Hydrolysis of Glycosyl Thioimidates by Glycoside Hydrolase Requires Remote Activation for Efficient Activity

Abstract

Chemoenzymatic synthesis of glycosides relies on efficient glycosyl donor substrates able to react rapidly and efficiently, yet with increased stability towards chemical or enzymatic hydrolysis.
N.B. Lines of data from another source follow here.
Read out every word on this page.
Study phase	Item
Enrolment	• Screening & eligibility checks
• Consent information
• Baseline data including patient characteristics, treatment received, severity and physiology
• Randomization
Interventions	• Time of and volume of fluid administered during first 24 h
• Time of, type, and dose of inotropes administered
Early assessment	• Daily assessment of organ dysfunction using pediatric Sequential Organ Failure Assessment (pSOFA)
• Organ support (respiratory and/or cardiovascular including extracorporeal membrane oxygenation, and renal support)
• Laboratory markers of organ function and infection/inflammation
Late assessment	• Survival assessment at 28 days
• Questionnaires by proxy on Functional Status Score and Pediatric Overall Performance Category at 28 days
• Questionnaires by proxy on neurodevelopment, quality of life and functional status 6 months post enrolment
In this context, glycosyl thioimidates have previously been used as efficient donors, in the case of hydrolysis or thioglycoligation. In both cases, the release of the thioimidoyl aglycone was remotely activated through a protonation driven by a carboxylic residue in the active site of the corresponding enzymes. A recombinant glucosidase (DtGly) from Dictyoglomus themophilum, previously used in biocatalysis, was also able to use such glycosyl thioimidates as substrates. Yet, enzymatic kinetic values analysis, coupled to mutagenesis and in silico modelling of DtGly/substrate complexes demonstrated that the release of the thioimidoyl moiety during catalysis is only driven by its leaving group ability, without the activation of a remote protonation. In the search of efficient glycosyl donors, glycosyl thioimidates are attractive and efficient. Their utility, however, is limited to enzymes able to promote leaving group release by remote activation.